Patient continued herbs for another six months, menstrual cycles normalized and conceived.
And on August 23rd 2009 visit LH 5.23, FSH 4.02, E2 100, P 0.33, Testosterone level has gone down to 2.5, Prolactin 12.57, and she has lost 6.5 Kg, that’s quite a bit.
Patient continued herbs for another six months and her menstruation finally normalized and she actually conceived.

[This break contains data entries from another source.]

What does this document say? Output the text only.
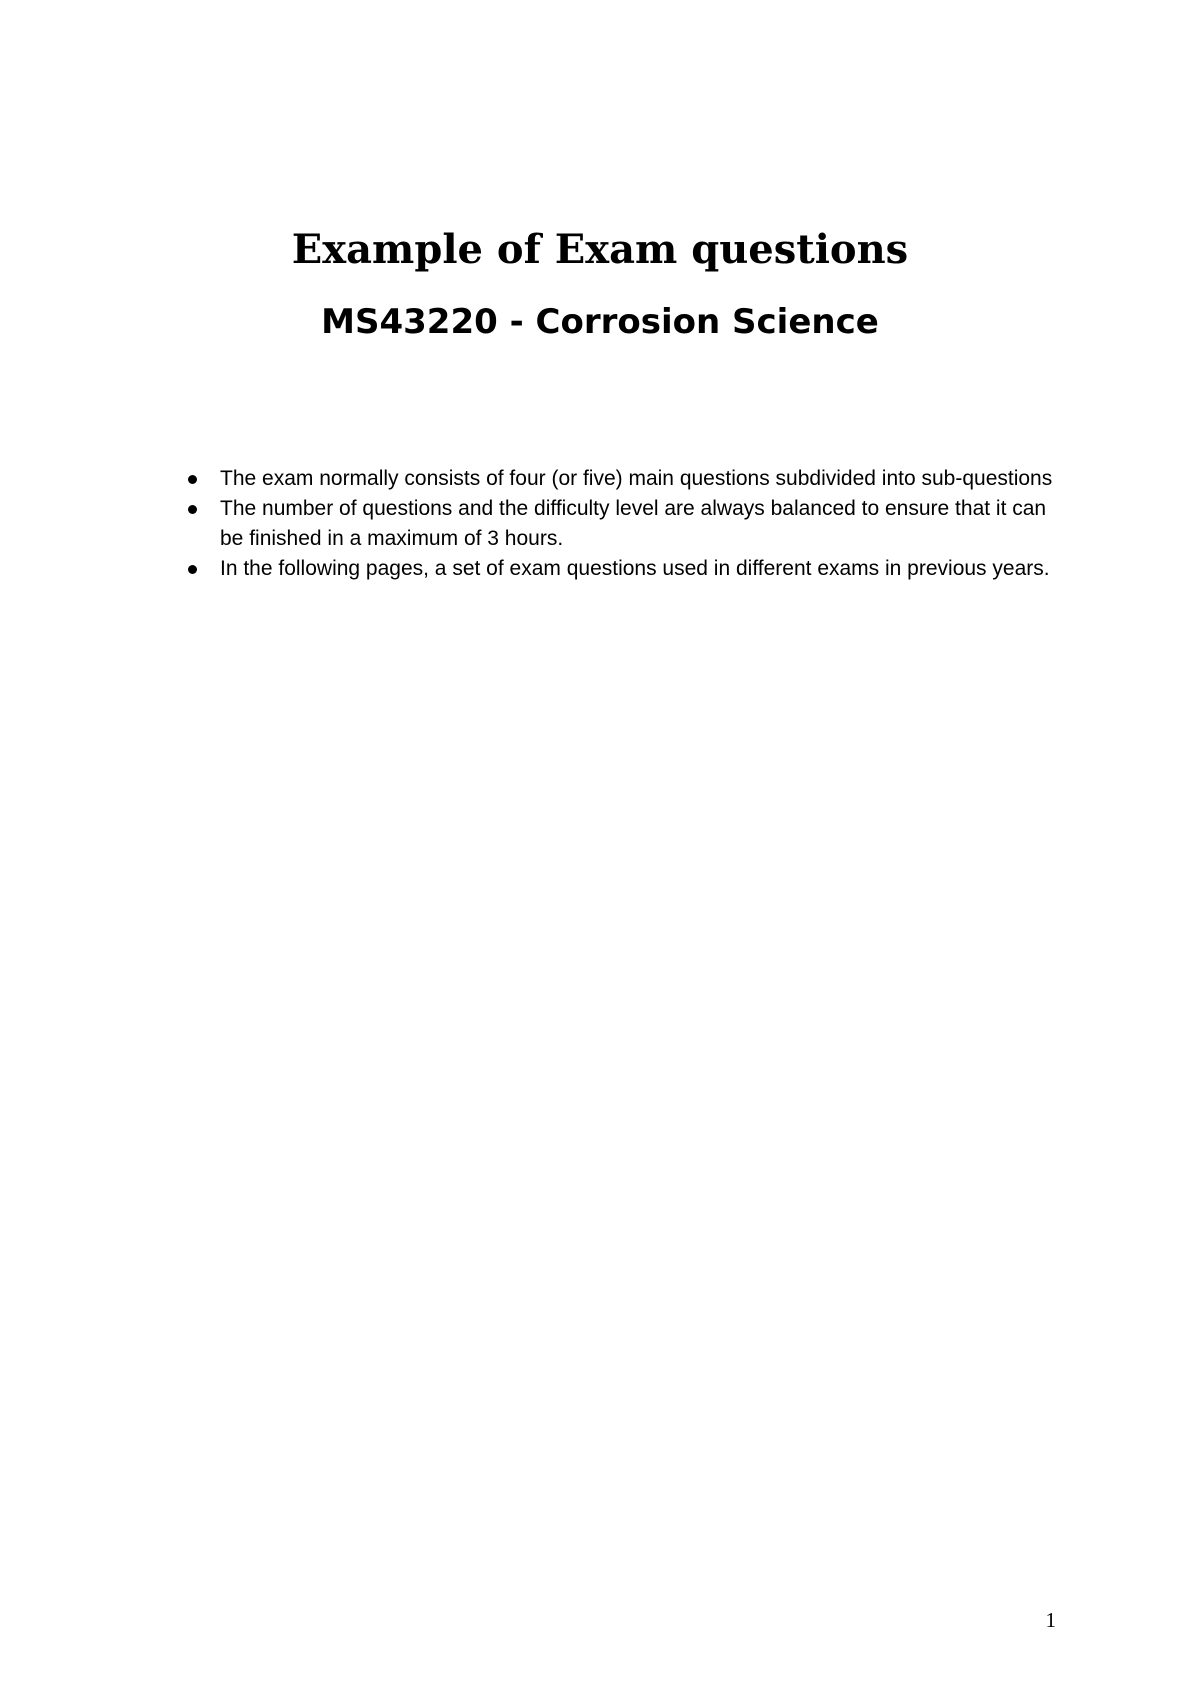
Example of Exam questions
MS43220 - Corrosion Science
The exam normally consists of four (or five) main questions subdivided into sub-questions
The number of questions and the difficulty level are always balanced to ensure that it can be finished in a maximum of 3 hours.
In the following pages, a set of exam questions used in different exams in previous years.
1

So in this chart I’ll show you the LH. If you look at the LH, it’s supposed to rise around ovulation for other times LH level is extremely low and usually below 10. But for some patients especially PCO patients for whatever reason their LH seems to be a little bit elevated. And prolactin level, usually can be elevated during the time of when you are pregnant and also when you’re breastfeeding. n the PCOS situation prolactin level can play a little havoc can be a little bit elevated and that sometimes, or it can be normal you know a lot of time it can be normal. LH usually as I say again can be a little elevated with the people who have PCOS. And estrogen level, a lot of times a lot of this follicular cyst produces extra estrogen so the estrogen level sometimes can be elevated. If you look at chart over here you’ll see the estrogen level gradually climb up to the time when you’re ovulating. So a lot of times a lot of PCO patients, even at a very beginning of their cycle there estrogens are already rising much earlier than in other people. And testosterone levels are also very interesting. You’ll see in PCOS patients the testosterone level is a little bit higher than their cohort, than their peers. And there are other test that you may want to consider especially if you’re treating a patient for a metabolic condition So for example you may want to do a fasting glucose, triglyceride, LDL cholesterol, HDL cholesterol. Beside your standard FSH, LH, and testosterone test you can also do the yeah you can do DHEA, hydroxyprogesterone you can also do insulin and also, insulin resistance testing.